The letter has warned that 200,000 children will be pushed into poverty if plans to change the system go ahead in their current form.
Iain Duncan Smith, the Work and Pensions Secretary, who is attempting to steer the reforms through Parliament, said the Welfare Benefits Up-rating Bill, which will cap benefit rises at one per cent a year until 2016, is needed to help get spending “back under control” and create a fairer deal for taxpayers.
But in the letter the Bishops have called on the House of Lords to take for action to “protect children from the impact of this Bill” when the proposed legislation is debated this week.
The Archbishop of Canterbury, the Most Reverend Justin Welby, who will be enthroned at Canterbury Cathedral on March 21, said: “As a civilised society, we have a duty to support those among us who are vulnerable and in need.
“When times are hard, that duty should be felt more than ever, not disappear or diminish.”
The Bishop of Bradford, the Right Reverend Nick Baines wrote about the issue on a blog post today.
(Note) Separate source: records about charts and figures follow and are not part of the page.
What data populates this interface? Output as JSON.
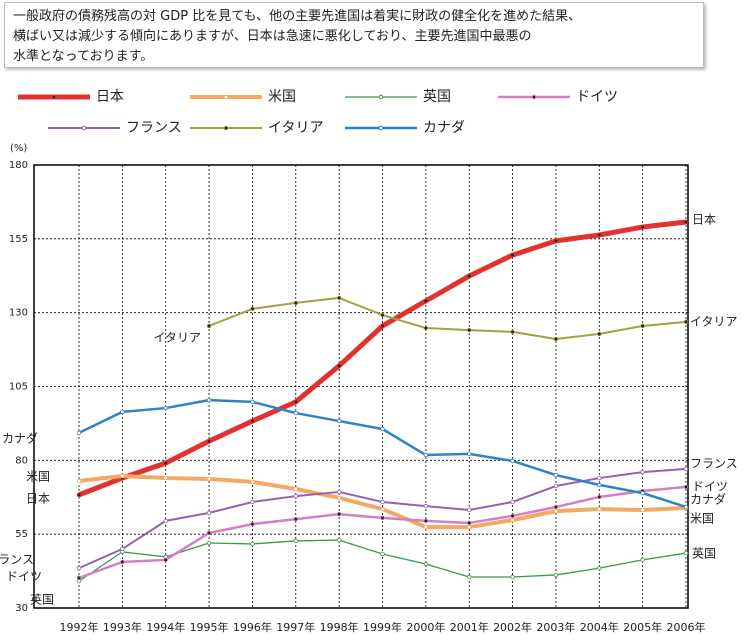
{
  "note": [
    "一般政府の債務残高の対 GDP 比を見ても、他の主要先進国は着実に財政の健全化を進めた結果、",
    "横ばい又は減少する傾向にありますが、日本は急速に悪化しており、主要先進国中最悪の",
    "水準となっております。"
  ],
  "chart_data": {
    "type": "line",
    "y_label": "(%)",
    "categories": [
      "1992年",
      "1993年",
      "1994年",
      "1995年",
      "1996年",
      "1997年",
      "1998年",
      "1999年",
      "2000年",
      "2001年",
      "2002年",
      "2003年",
      "2004年",
      "2005年",
      "2006年"
    ],
    "ylim": [
      30,
      180
    ],
    "yticks": [
      30,
      55,
      80,
      105,
      130,
      155,
      180
    ],
    "grid": true,
    "series": [
      {
        "name": "日本",
        "color": "#e2312f",
        "marker_fill": "#222",
        "width": 5,
        "values": [
          68.3,
          74,
          79.1,
          86.5,
          93.3,
          99.8,
          112,
          125.5,
          134,
          142.4,
          149.5,
          154.3,
          156.3,
          159,
          160.7
        ]
      },
      {
        "name": "米国",
        "color": "#f4a962",
        "marker_fill": "#fff",
        "width": 4,
        "values": [
          73,
          74.7,
          74,
          73.7,
          72.7,
          70.3,
          67.3,
          63.5,
          57.4,
          57.4,
          59.8,
          62.8,
          63.5,
          63.2,
          63.9
        ]
      },
      {
        "name": "英国",
        "color": "#3a9a4a",
        "marker_fill": "#fff",
        "width": 1.3,
        "values": [
          39.1,
          49,
          47.3,
          52,
          51.7,
          52.7,
          53,
          48.3,
          44.9,
          40.5,
          40.5,
          41.2,
          43.5,
          46.3,
          48.6
        ]
      },
      {
        "name": "ドイツ",
        "color": "#d47fc2",
        "marker_fill": "#222",
        "width": 2.5,
        "values": [
          40.2,
          45.6,
          46.3,
          55.4,
          58.4,
          60.1,
          61.8,
          60.5,
          59.5,
          58.8,
          61.2,
          64.2,
          67.6,
          69.6,
          71
        ]
      },
      {
        "name": "フランス",
        "color": "#9262b0",
        "marker_fill": "#fff",
        "width": 2,
        "values": [
          43.5,
          50,
          59.5,
          62.2,
          65.9,
          67.9,
          69.3,
          65.9,
          64.5,
          63.2,
          65.9,
          71.3,
          74,
          76,
          77.1
        ]
      },
      {
        "name": "イタリア",
        "color": "#a3a142",
        "marker_fill": "#222",
        "width": 2,
        "values": [
          null,
          null,
          null,
          125.5,
          131.3,
          133.3,
          135,
          129.2,
          124.8,
          124.1,
          123.5,
          121.1,
          122.8,
          125.5,
          126.9
        ]
      },
      {
        "name": "カナダ",
        "color": "#2f82c3",
        "marker_fill": "#fff",
        "width": 2.5,
        "values": [
          89.3,
          96.4,
          97.7,
          100.4,
          99.8,
          96,
          93.3,
          90.6,
          81.8,
          82.2,
          79.8,
          75,
          71.7,
          68.9,
          64.2
        ]
      }
    ]
  }
}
He said: “This letter is not anti-government or anti-Cameron; it is pro-children.
“The question of priorities remains unanswered: we can bail out banks to the tune of billions of pounds, but it’s the poor who have to pay? The Government’s language has become increasingly and deliberately disingenuous, lumping people on welfare benefits into the category of ‘feckless scroungers’ who lie in bed watching other people go to work. Yet, they know that most people being hit by welfare cuts and the bedroom tax are low-paid working people.”
Mr Duncan Smith tonight hit back at the claims. He told ITV: “This is about fairness. People who are paying taxes, working very hard, have hardly seen any increases in their salary and yet, under the last government, the welfare bill rose by some 60% to £200 billion. That means they have to pay for that under their taxes, which is simply not fair.
“That same system trapped huge numbers, millions, in dependency, dependent on the state, unable, unwilling to work. What is either moral or fair about that? That’s my challenge over to the bishop.”
Shadow Home Secretary Yvette Cooper said Labour would go ahead with a benefits increase linked to inflation this year. She said new mothers would lose £180 a year as a result of the one per cent cap.